The world’s oldest church music is on its way back into the catacombs. Christians in the Middle East are under pressure. A new CD with SKRUK and monks from two of the world’s oldest monasteries presents stories from the retreat of the church from its earliest core areas, giving us knowledge about a unique musical world heritage.
The liturgy of St. James, the world’s oldest liturgy in unbroken tradition, is disappearing as an active practice. It is sung in Jesus’ own language, Aramaic, and is still alive in a few communities in Syria, Turkey and Lebanon.
The well-known Norwegian choir SKRUK, in cooperation with Erik Hillestad and KKV, has created a collage of authentic elements of the liturgy and narrative songs in Norwegian. The songs reproduce in part metaphors and expressions of faith from the Primitive Church, and in part they tell the story of the marginalisation and exclusion the Syrian Orthodox Church is suffering from in our time.
On the record you will hear Father Yokin Unval and other monks from the more than 1600-year old monasteries of Mor Gabriel and Mor Augin in southeast Turkey. They belong to the Syrian Orthodox Church, which today is in full retreat due hostile environments around it and massive migration to Europe and the Americas.
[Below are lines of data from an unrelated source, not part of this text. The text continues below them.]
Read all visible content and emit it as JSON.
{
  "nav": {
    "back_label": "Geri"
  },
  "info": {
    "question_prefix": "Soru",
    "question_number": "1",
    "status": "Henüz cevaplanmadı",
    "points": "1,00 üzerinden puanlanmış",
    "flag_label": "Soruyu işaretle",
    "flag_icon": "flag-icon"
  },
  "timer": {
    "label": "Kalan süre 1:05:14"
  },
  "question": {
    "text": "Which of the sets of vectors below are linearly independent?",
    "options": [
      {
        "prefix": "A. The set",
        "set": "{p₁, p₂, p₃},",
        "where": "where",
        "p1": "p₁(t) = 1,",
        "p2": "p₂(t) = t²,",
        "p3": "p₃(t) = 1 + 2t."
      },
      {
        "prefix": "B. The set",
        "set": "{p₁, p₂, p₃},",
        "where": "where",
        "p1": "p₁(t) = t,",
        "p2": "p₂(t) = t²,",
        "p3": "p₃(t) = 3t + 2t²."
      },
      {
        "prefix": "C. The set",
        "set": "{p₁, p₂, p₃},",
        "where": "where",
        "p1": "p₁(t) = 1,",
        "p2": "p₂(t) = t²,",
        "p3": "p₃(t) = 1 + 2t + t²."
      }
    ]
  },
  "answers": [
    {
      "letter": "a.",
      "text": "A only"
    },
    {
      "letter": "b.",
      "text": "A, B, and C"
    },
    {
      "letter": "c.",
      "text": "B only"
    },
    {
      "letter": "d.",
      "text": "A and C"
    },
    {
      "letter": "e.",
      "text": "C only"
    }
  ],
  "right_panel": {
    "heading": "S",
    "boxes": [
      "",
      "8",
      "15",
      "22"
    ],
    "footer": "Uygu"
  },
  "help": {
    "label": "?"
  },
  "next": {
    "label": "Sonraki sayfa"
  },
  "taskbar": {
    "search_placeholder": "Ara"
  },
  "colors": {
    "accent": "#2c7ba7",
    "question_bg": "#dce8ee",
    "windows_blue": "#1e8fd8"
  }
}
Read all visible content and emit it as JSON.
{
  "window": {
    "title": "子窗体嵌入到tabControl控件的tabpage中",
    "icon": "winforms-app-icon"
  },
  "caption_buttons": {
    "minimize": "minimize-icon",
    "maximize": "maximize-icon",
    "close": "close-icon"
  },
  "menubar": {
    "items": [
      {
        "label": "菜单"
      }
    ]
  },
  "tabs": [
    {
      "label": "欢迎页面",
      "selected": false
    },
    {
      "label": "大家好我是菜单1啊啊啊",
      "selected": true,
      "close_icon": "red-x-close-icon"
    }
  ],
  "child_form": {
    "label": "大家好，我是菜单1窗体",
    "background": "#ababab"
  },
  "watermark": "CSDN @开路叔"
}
Under its conductor Per Oddvar Hildre, SKRUK presents songs from the Syrian Orthodox tradition, arranged by Siyavush Karimi and Henning Sommerro. They sing, for example, the Lord’s Prayer as it would have been heard from the mouth of Jesus. The Norwegian lyrics are written by Erik Hillestad. This record primarily presents vocal music, but a duduk played by Shirzad Fataliyev creates some meditative wordless episodes between the songs.
The programme will be performed for the first time under “Lyden av det hellige” [“The Sound of the Holy”]/Oslo World Music Festival, on 3 November at 5pm in Kulturkirken Jakob. The project is funded by NORAD, Digni and the Stefanus Alliance International.